AHRQ Views: Blog posts from AHRQ leaders
Implementing Screening and Treatment of Unhealthy Alcohol Use During COVID-19
APR
19
2021
Sitting in my exam room, a woman in her 30s shared how the COVID-19 pandemic had affected her life. Even though she had not been diagnosed with COVID-19, it had changed her previously busy work and social life to one of unemployment and gradually increasing alcohol consumption. It had started with a glass of wine with dinner and, slowly, she had increased her alcohol intake to fill in the loneliness and loss of direction that COVID-19 had brought.
As we recognize April as Alcohol Awareness Month, we understand her story as one commonly heard by today’s primary care clinicians. Since the onset of the COVID-19 pandemic in March 2020, alcohol sales have increased dramatically in many States across the country and rates of unhealthy alcohol use are rising in parallel. Unhealthy alcohol use, which refers to the full spectrum of alcohol misuse from risky or hazardous drinking to alcohol use disorder, is associated with adverse consequences, including poorer physical and mental health outcomes as well as negative socioeconomic effects.
As the lead Federal agency charged with improving the safety, quality, and equity of America’s healthcare system, AHRQ is responding to the rise in unhealthy alcohol use by supporting the implementation of evidence around unhealthy alcohol use screening and treatment.
The evidence being implemented comes from two important sources. The U.S. Preventive Services Task Force (USPSTF) recommends that primary care clinicians screen all adult patients for unhealthy alcohol use and provide brief behavioral counseling interventions to those engaged in risky drinking. Complementing this recommendation, AHRQ’s Effective Health Care Program completed a systematic review on medications for alcohol use disorder, finding strong evidence for specific medications. Despite these evidence-based recommendations, implementation of routine screening for unhealthy alcohol use and treatment for those with alcohol use disorder remains low in primary care practices, resulting in many patients remaining undiagnosed and untreated.
In 2019, AHRQ launched its EvidenceNow: Managing Unhealthy Alcohol Use Initiative. This initiative funded 6 grantees to implement screening for unhealthy alcohol use, brief behavioral counseling for those identified at high risk, and medication prescribing in primary care practices for those with alcohol use disorder. Each grantee is using a range of evidence-based strategies, including practice facilitation, to support implementation in approximately 700 practices.
The onset of COVID-19 has led to both challenges and opportunities for this initiative. The largest challenge is the difficulty in recruiting primary care practices when many are struggling with the best ways to serve their patients and protect their staff. Another challenge is the need to adapt from a model of predominantly in-person practice facilitation to one of virtual practice facilitation and support.
However, the pandemic has intensified the interest of many clinicians who want to effectively care for patients whose alcohol consumption has become unhealthy. COVID-19 has also expanded the opportunity for AHRQ and its grantees to learn about how to best provide virtual facilitation. Importantly, to maximize our learning, AHRQ is supporting collaboration between grantees by facilitating a virtual learning community so that grantees can share lessons learned around practice recruitment, virtual facilitation, data collection, evaluation, and other issues.

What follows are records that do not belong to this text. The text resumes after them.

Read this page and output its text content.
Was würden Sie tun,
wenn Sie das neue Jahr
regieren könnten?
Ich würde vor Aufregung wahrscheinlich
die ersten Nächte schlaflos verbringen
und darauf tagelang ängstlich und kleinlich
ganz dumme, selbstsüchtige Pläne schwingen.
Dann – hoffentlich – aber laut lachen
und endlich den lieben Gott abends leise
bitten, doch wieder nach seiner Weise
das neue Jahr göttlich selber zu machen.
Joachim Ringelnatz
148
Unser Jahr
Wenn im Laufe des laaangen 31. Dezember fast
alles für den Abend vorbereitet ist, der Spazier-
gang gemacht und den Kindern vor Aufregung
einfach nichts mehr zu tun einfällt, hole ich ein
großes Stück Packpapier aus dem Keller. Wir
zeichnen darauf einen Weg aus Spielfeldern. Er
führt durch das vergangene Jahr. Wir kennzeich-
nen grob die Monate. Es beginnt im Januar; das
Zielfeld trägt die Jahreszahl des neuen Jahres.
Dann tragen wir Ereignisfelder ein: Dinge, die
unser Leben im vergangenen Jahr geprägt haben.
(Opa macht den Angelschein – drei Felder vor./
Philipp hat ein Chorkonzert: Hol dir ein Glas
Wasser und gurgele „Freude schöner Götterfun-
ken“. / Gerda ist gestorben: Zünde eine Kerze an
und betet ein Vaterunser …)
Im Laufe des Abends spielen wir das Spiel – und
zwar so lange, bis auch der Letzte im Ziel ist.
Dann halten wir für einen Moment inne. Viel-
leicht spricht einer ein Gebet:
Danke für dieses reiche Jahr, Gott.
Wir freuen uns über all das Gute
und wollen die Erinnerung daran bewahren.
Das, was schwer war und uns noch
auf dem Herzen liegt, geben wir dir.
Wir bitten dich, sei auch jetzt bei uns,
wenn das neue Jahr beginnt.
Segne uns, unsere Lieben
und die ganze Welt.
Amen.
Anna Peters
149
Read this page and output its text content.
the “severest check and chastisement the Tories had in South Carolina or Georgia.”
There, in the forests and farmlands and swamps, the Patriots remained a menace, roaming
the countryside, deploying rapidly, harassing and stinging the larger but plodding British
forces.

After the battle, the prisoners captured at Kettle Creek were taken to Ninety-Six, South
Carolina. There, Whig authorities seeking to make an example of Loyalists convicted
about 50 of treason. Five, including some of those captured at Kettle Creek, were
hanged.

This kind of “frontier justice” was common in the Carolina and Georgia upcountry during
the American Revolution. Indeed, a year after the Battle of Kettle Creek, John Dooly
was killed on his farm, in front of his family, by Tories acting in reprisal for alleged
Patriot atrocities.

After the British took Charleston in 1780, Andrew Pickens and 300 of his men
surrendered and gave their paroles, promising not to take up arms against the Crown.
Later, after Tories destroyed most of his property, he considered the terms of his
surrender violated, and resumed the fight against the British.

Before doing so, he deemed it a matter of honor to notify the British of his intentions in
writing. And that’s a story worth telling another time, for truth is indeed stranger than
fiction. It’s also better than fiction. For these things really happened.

During this time, AHRQ is maintaining a publicly-accessible compendium of resources and tools to help primary care clinicians find, adapt, and use evidence-based recommendations on unhealthy alcohol use. The resources and tools are targeted towards clinicians, health system leaders, and patients with the goal of facilitating the implementation of evidence-based approaches to managing the spectrum of unhealthy alcohol use.
Through screening, my previously mentioned patient was able to open up about her difficulties during the pandemic and discuss her increasing reliance on alcohol. After reviewing various evidence-based treatment options, she chose medication as a strategy to treat her alcohol use disorder.
While this anecdote represents just one case, AHRQ’s EvidenceNow: Managing Unhealthy Alcohol Use Initiative represents an important opportunity to help clinicians support many patients like her receive the appropriate diagnosis, counseling, and treatment for unhealthy alcohol use by implementing the best patient-centered outcomes research findings available to improve health.
Sebastian Tong, a senior staff fellow in AHRQ’s Center for Evidence and Practice Improvement, is a member of the Agency’s Managing Unhealthy Alcohol Use Initiative team.